I didn’t get the house cleaning/furniture moving gene. Or the vacuuming one.
No pictures. Are you kidding? Let you see the mess I have wrought with one good foot, a bad back, and a Loratab fog?

Last year's Little Tree that started this monstrous horrible mess.
As my father would say, Where’s the stick? [You’re supposed to ask, What stick? And then he says, The stick you stirred this mess up with.]
It’s a flippin’ mess. I can’t imagine what I was thinking. Well, yes, I can. It went something like this.
Mom is coming up eventually to wallpaper the ceiling in the cow bathroom.
While she’s here I should ask her to get the little tree out of the closet for me.

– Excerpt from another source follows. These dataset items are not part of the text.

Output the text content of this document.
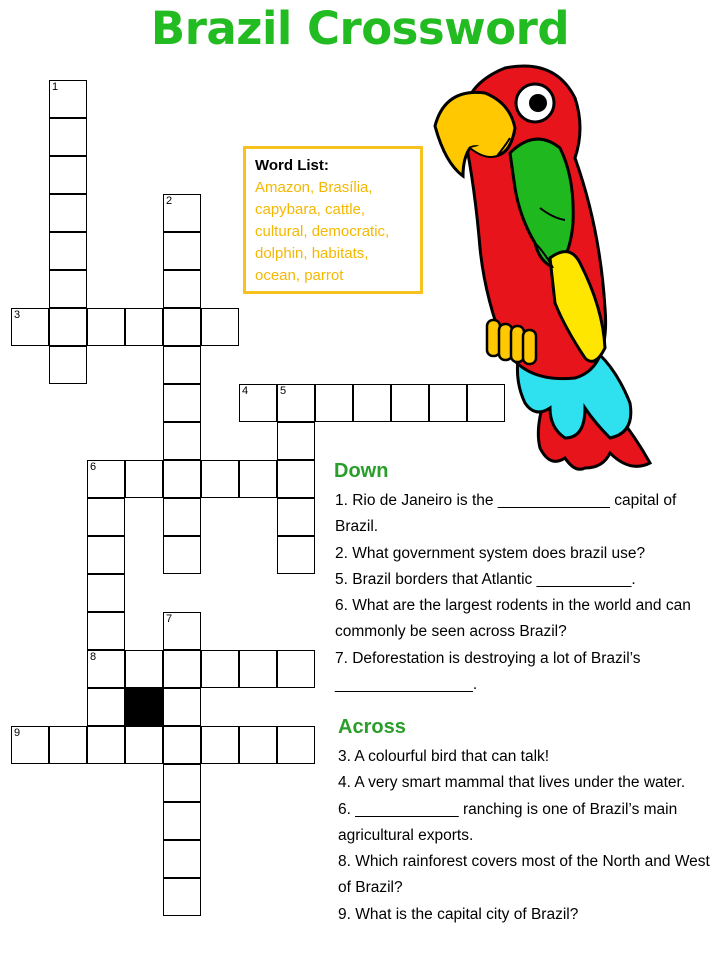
Brazil Crossword
1
3
2
4	5
6
8
7
9
Word List:
Amazon, Brasília, capybara, cattle, cultural, democratic, dolphin, habitats, ocean, parrot
Down
1. Rio de Janeiro is the _____________ capital of Brazil.
2. What government system does brazil use?
5. Brazil borders that Atlantic ___________.
6. What are the largest rodents in the world and can commonly be seen across Brazil?
7. Deforestation is destroying a lot of Brazil’s ________________.
Across
3. A colourful bird that can talk!
4. A very smart mammal that lives under the water.
6. ____________ ranching is one of Brazil’s main agricultural exports.
8. Which rainforest covers most of the North and West of Brazil?
9. What is the capital city of Brazil?
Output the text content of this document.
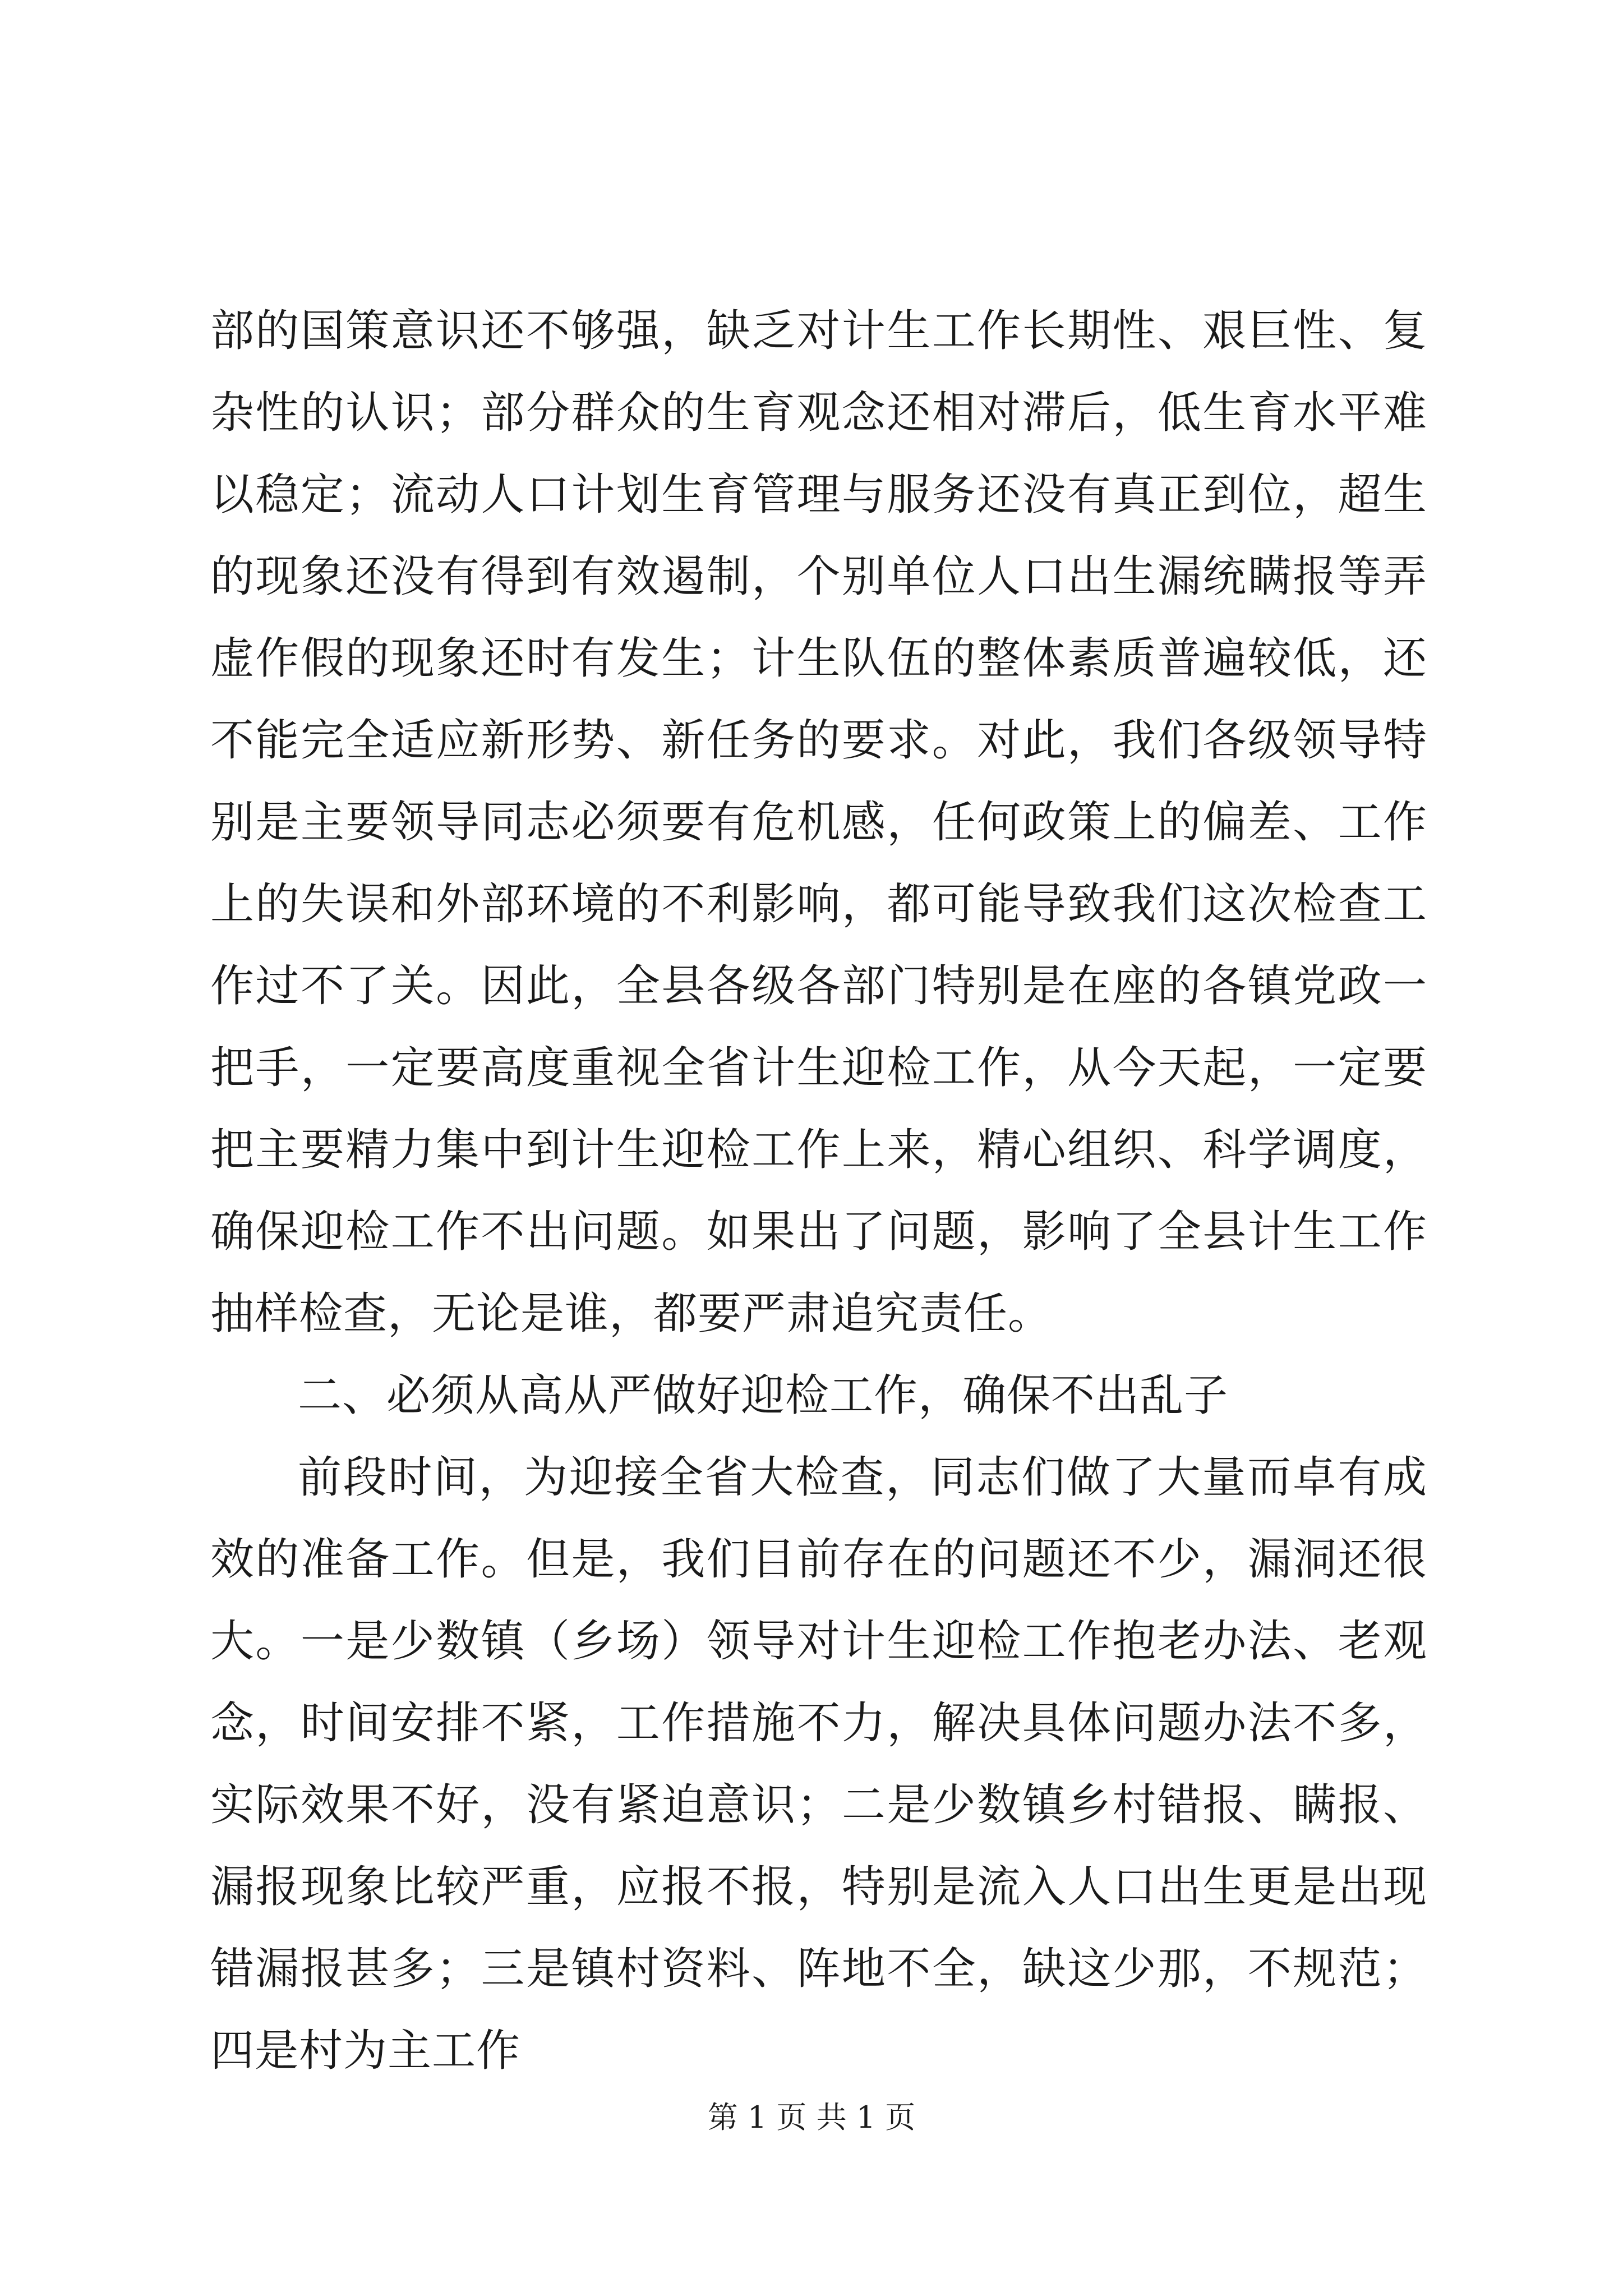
部的国策意识还不够强，缺乏对计生工作长期性、艰巨性、复杂性的认识；部分群众的生育观念还相对滞后，低生育水平难以稳定；流动人口计划生育管理与服务还没有真正到位，超生的现象还没有得到有效遏制，个别单位人口出生漏统瞒报等弄虚作假的现象还时有发生；计生队伍的整体素质普遍较低，还不能完全适应新形势、新任务的要求。对此，我们各级领导特别是主要领导同志必须要有危机感，任何政策上的偏差、工作上的失误和外部环境的不利影响，都可能导致我们这次检查工作过不了关。因此，全县各级各部门特别是在座的各镇党政一把手，一定要高度重视全省计生迎检工作，从今天起，一定要把主要精力集中到计生迎检工作上来，精心组织、科学调度，确保迎检工作不出问题。如果出了问题，影响了全县计生工作抽样检查，无论是谁，都要严肃追究责任。

二、必须从高从严做好迎检工作，确保不出乱子

前段时间，为迎接全省大检查，同志们做了大量而卓有成效的准备工作。但是，我们目前存在的问题还不少，漏洞还很大。一是少数镇（乡场）领导对计生迎检工作抱老办法、老观念，时间安排不紧，工作措施不力，解决具体问题办法不多，实际效果不好，没有紧迫意识；二是少数镇乡村错报、瞒报、漏报现象比较严重，应报不报，特别是流入人口出生更是出现错漏报甚多；三是镇村资料、阵地不全，缺这少那，不规范；四是村为主工作

第 1 页 共 1 页
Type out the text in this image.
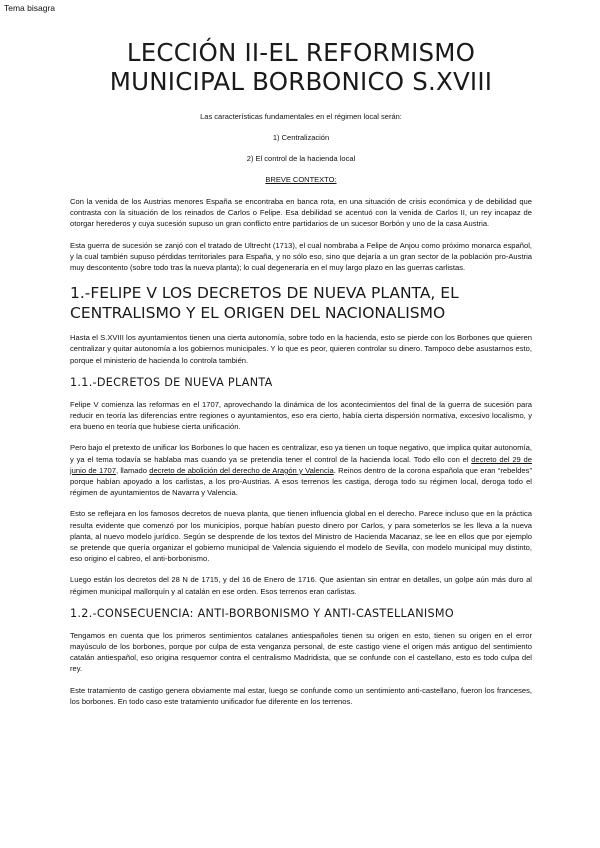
Tema bisagra
LECCIÓN II-EL REFORMISMO MUNICIPAL BORBONICO S.XVIII
Las características fundamentales en el régimen local serán:
1) Centralización
2) El control de la hacienda local
BREVE CONTEXTO:

Con la venida de los Austrias menores España se encontraba en banca rota, en una situación de crisis económica y de debilidad que contrasta con la situación de los reinados de Carlos o Felipe. Esa debilidad se acentuó con la venida de Carlos II, un rey incapaz de otorgar herederos y cuya sucesión supuso un gran conflicto entre partidarios de un sucesor Borbón y uno de la casa Austria.

Esta guerra de sucesión se zanjó con el tratado de Ultrecht (1713), el cual nombraba a Felipe de Anjou como próximo monarca español, y la cual también supuso pérdidas territoriales para España, y no sólo eso, sino que dejaría a un gran sector de la población pro-Austria muy descontento (sobre todo tras la nueva planta); lo cual degeneraría en el muy largo plazo en las guerras carlistas.

1.-FELIPE V LOS DECRETOS DE NUEVA PLANTA, EL CENTRALISMO Y EL ORIGEN DEL NACIONALISMO

Hasta el S.XVIII los ayuntamientos tienen una cierta autonomía, sobre todo en la hacienda, esto se pierde con los Borbones que quieren centralizar y quitar autonomía a los gobiernos municipales. Y lo que es peor, quieren controlar su dinero. Tampoco debe asustarnos esto, porque el ministerio de hacienda lo controla también.

1.1.-DECRETOS DE NUEVA PLANTA

Felipe V comienza las reformas en el 1707, aprovechando la dinámica de los acontecimientos del final de la guerra de sucesión para reducir en teoría las diferencias entre regiones o ayuntamientos, eso era cierto, había cierta dispersión normativa, excesivo localismo, y era bueno en teoría que hubiese cierta unificación.

Pero bajo el pretexto de unificar los Borbones lo que hacen es centralizar, eso ya tienen un toque negativo, que implica quitar autonomía, y ya el tema todavía se hablaba mas cuando ya se pretendía tener el control de la hacienda local. Todo ello con el decreto del 29 de junio de 1707, llamado decreto de abolición del derecho de Aragón y Valencia. Reinos dentro de la corona española que eran “rebeldes” porque habían apoyado a los carlistas, a los pro-Austrias. A esos terrenos les castiga, deroga todo su régimen local, deroga todo el régimen de ayuntamientos de Navarra y Valencia.

Esto se reflejara en los famosos decretos de nueva planta, que tienen influencia global en el derecho. Parece incluso que en la práctica resulta evidente que comenzó por los municipios, porque habían puesto dinero por Carlos, y para someterlos se les lleva a la nueva planta, al nuevo modelo jurídico. Según se desprende de los textos del Ministro de Hacienda Macanaz, se lee en ellos que por ejemplo se pretende que quería organizar el gobierno municipal de Valencia siguiendo el modelo de Sevilla, con modelo municipal muy distinto, eso origino el cabreo, el anti-borbonismo.

Luego están los decretos del 28 N de 1715, y del 16 de Enero de 1716. Que asientan sin entrar en detalles, un golpe aún más duro al régimen municipal mallorquín y al catalán en ese orden. Esos terrenos eran carlistas.

1.2.-CONSECUENCIA: ANTI-BORBONISMO Y ANTI-CASTELLANISMO

Tengamos en cuenta que los primeros sentimientos catalanes antiespañoles tienen su origen en esto, tienen su origen en el error mayúsculo de los borbones, porque por culpa de esta venganza personal, de este castigo viene el origen más antiguo del sentimiento catalán antiespañol, eso origina resquemor contra el centralismo Madridista, que se confunde con el castellano, esto es todo culpa del rey.

Este tratamiento de castigo genera obviamente mal estar, luego se confunde como un sentimiento anti-castellano, fueron los franceses, los borbones. En todo caso este tratamiento unificador fue diferente en los terrenos.
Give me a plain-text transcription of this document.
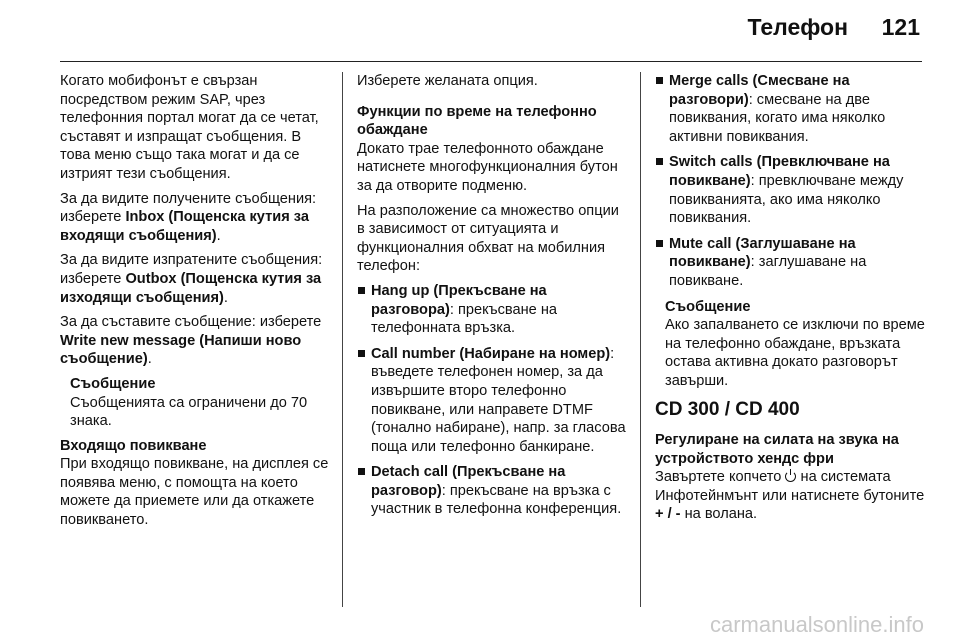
Телефон 121

Когато мобифонът е свързан посредством режим SAP, чрез телефонния портал могат да се четат, съставят и изпращат съобщения. В това меню също така могат и да се изтрият тези съобщения.

За да видите получените съобщения: изберете Inbox (Пощенска кутия за входящи съобщения).

За да видите изпратените съобщения: изберете Outbox (Пощенска кутия за изходящи съобщения).

За да съставите съобщение: изберете Write new message (Напиши ново съобщение).

Съобщение
Съобщенията са ограничени до 70 знака.
Входящо повикване

При входящо повикване, на дисплея се появява меню, с помощта на което можете да приемете или да откажете повикването.

Изберете желаната опция.

Функции по време на телефонно обаждане

Докато трае телефонното обаждане натиснете многофункционалния бутон за да отворите подменю.

На разположение са множество опции в зависимост от ситуацията и функционалния обхват на мобилния телефон:

Hang up (Прекъсване на разговора): прекъсване на телефонната връзка.
Call number (Набиране на номер): въведете телефонен номер, за да извършите второ телефонно повикване, или направете DTMF (тонално набиране), напр. за гласова поща или телефонно банкиране.
Detach call (Прекъсване на разговор): прекъсване на връзка с участник в телефонна конференция.
Merge calls (Смесване на разговори): смесване на две повиквания, когато има няколко активни повиквания.
Switch calls (Превключване на повикване): превключване между повикванията, ако има няколко повиквания.
Mute call (Заглушаване на повикване): заглушаване на повикване.
Съобщение
Ако запалването се изключи по време на телефонно обаждане, връзката остава активна докато разговорът завърши.
CD 300 / CD 400
Регулиране на силата на звука на устройството хендс фри

Завъртете копчето  на системата Инфотейнмънт или натиснете бутоните + / - на волана.

carmanualsonline.info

There’s no place for the little tree.
There is a place if I move the sofa forward a couple of feet.
Ah, but, now there’s no room for the desk. [I’d rather die than do without the desk. I love desks.]
OK. If I move the Evil Sewing Machine, I can slide the desk down 10 feet and Voila! room for the tree.
Can’t move the desk. It’s too heavy, I have one foot, and my back already hurts.
Take the drawers out.
Push.
One inch at a time.
Gaze in horror at the mess behind the desk. [I found Willy’s toad, may he rest in peace.]
Drag out the vacuum cleaner. [I’d rather clean the cat box with my tongue than vacuum, but sometimes you just gotta break down.]
Oh No!!!!!!!!! Where do I go with all the crap on the desk and the walls.
Connie wrings her hands in panic and considers another Loratab.
At present, the Evil Demon of Fabric Manipulation is in the middle of the floor as are the vacuum and the carpet cleaner. There’s a toad carcass, a forest worth of dried leaves, several acorns, and a letter I never mailed on the floor where the desk was.
The puppies are wild with consternation.
I never move furniture. I never vacuum. And Willy is mourning the toad.
It’s my mother’s fault.
My mother sewed, vacuumed and moved furniture the way some women buy shoes or bake. It was a great comfort to her to stir everything up (Where’s the stick?) and then re-assemble it in a completely different pattern – often using the Torture Implement of Bobbinhood to whip up some curtains or table runners along the way. When she’s stressed, she vacuums. Vacuums when she’s happy. Vacuums when she’s sad. Vacuums because she needs to and vacuums because there is nothing else to do. At any one time, she owns three or four vacuum cleaners. She lusts over them in stores like I do desks (and shoes).
I spent my formative years listening to the drone of the vacuum cleaner and bruising my shins in the middle of the night.
I only move furniture around until I have found the exact perfect configuration. I’ll move it round and round for some months, maybe years, and then I find the one setup that works and there it remains until it disintegrates into a dust heap. I term it finding the spot the universe wants that piece in. The family room and the Christmas tree are always a battle. The exact perfect configuration does not accommodate the tree. I was not happy with last year’s arrangement and so here I sit. Completely demoralized as I lose this battle.
And. So. Here I sit. The family room is in complete disarray. I’m completely out of oomph. My foot hurts. My back hurts. And there is a dead toad lying on the carpet.
I hate being a grown-up. I have to clean this up whether I want to or not. And it’s going to involve the vacuum cleaner. And I have to touch [shudder] the Beelzebub of Thread to keep from bruising my shins in the middle of the night as I stumble down here to guzzle Coca Cola. (I never drink soda, but Loratabs provoke a need for massive quanities of Classic Coke.)